И кивнул на стол, где разложены были припасы: сыр, яблоки и вяленая рыба. От запахов рот наполнился слюной.
— Только особо не налегай, — добавил темноволосый, — а то там, где мы добыли жратву, её больше нет... Конрад, выше подними, я ж не грудь брею!
Второй раз просить не пришлось. Кори ела и думала.
Мешал мальчишка — сел напротив, уставился на руку. И что смотреть, тут ею не воспользуешься особо. Если рыба или сыр попадут в сочленения, замучаешься вычищать. Нужно было надеть перчатку.
— Так кто твой брат? — спросила она.
— Разведчик, — упрямо повторил мальчишка.
— Уверен? Что ты знаешь о его работе, расскажи.
— Да тебе-то что за дело до Эриха? — спросил этот недомерок.
Взъерошился весь, нахмурился. И ведь отчего-то сбежал, не остался с братом. Помнилось, упоминал про Ника.
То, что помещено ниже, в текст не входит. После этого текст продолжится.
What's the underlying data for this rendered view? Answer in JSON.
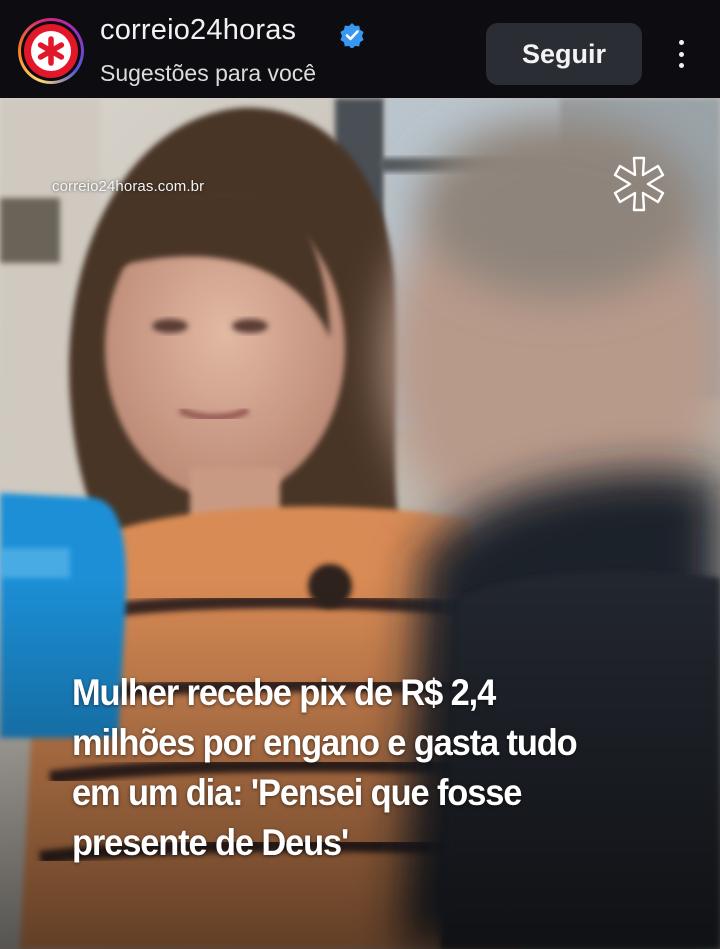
{
  "header": {
    "account_name": "correio24horas",
    "subtitle": "Sugestões para você",
    "follow_label": "Seguir",
    "verified": true
  },
  "post": {
    "watermark": "correio24horas.com.br",
    "headline_lines": [
      "Mulher recebe pix de R$ 2,4",
      "milhões por engano e gasta tudo",
      "em um dia: 'Pensei que fosse",
      "presente de Deus'"
    ]
  },
  "colors": {
    "header_bg": "#0c0c11",
    "follow_button_bg": "#2a2d33",
    "brand_red": "#e2172a",
    "verified_blue": "#3897f0"
  },
  "icons": {
    "verified": "verified-badge-icon",
    "more": "more-options-icon",
    "brand": "asterisk-logo-icon"
  }
}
И всё-таки защищает своего Эриха, как понимает, и боится сказать лишнее.
— Видишь ли, помог мне однажды в жизни один человек. Не было надежды, что попаду в Раздолье, если бы не он, — сказала Кори.
Она взяла нож, ненадолго отложенный темноволосым, протёрла тряпкой и рассекла яблоко одним движением. Помедлила, выбирая половинку.
— С тех пор всё хотелось его отыскать, но когда меня приняли в город, он уже не работал на прежней должности. Не знаю, правда, твой ли это брат. Надеюсь, что он. Вы похожи, а я его лицо до смерти не забуду.
— Помог, правда? — оживился мальчишка. — А что он сделал для тебя?
— Куда девался нож? — спросил чужак, оглядел стол и нашёл пропажу. — Эй, я вообще-то его мыл!
— Мой нож, беру когда хочу.
— Так что с Эрихом? — поторопил Флоренц. — Что он сделал-то?
— Я расскажу тебе однажды, — пообещала Кори. — А ещё больше мне хотелось бы, чтобы он сам тебе рассказал. Так объяснишь, как его найти?
— А ты вот скажи сначала всю правду о Нике, — заупрямился мальчишка. — Что с ним сделали в городе, а?
Не дал поесть спокойно.
— И мы бы послушали, — встрял темноволосый, переходя ко второй щеке. — Давай, поделись, что тут случается с людьми, которые болтают о другом мире. Сама понимаешь, нам узнать полезно.
И так как он пытался говорить и действовать одновременно, то обрезался — и поделом.
— Ваш Ник, — сказала Кори, — явился к воротам...
— Ты знала! — взвился мальчишка. — Лгунья!
— Тихо, — осадил его Конрад. — Сядь и остынь, дослушай сперва.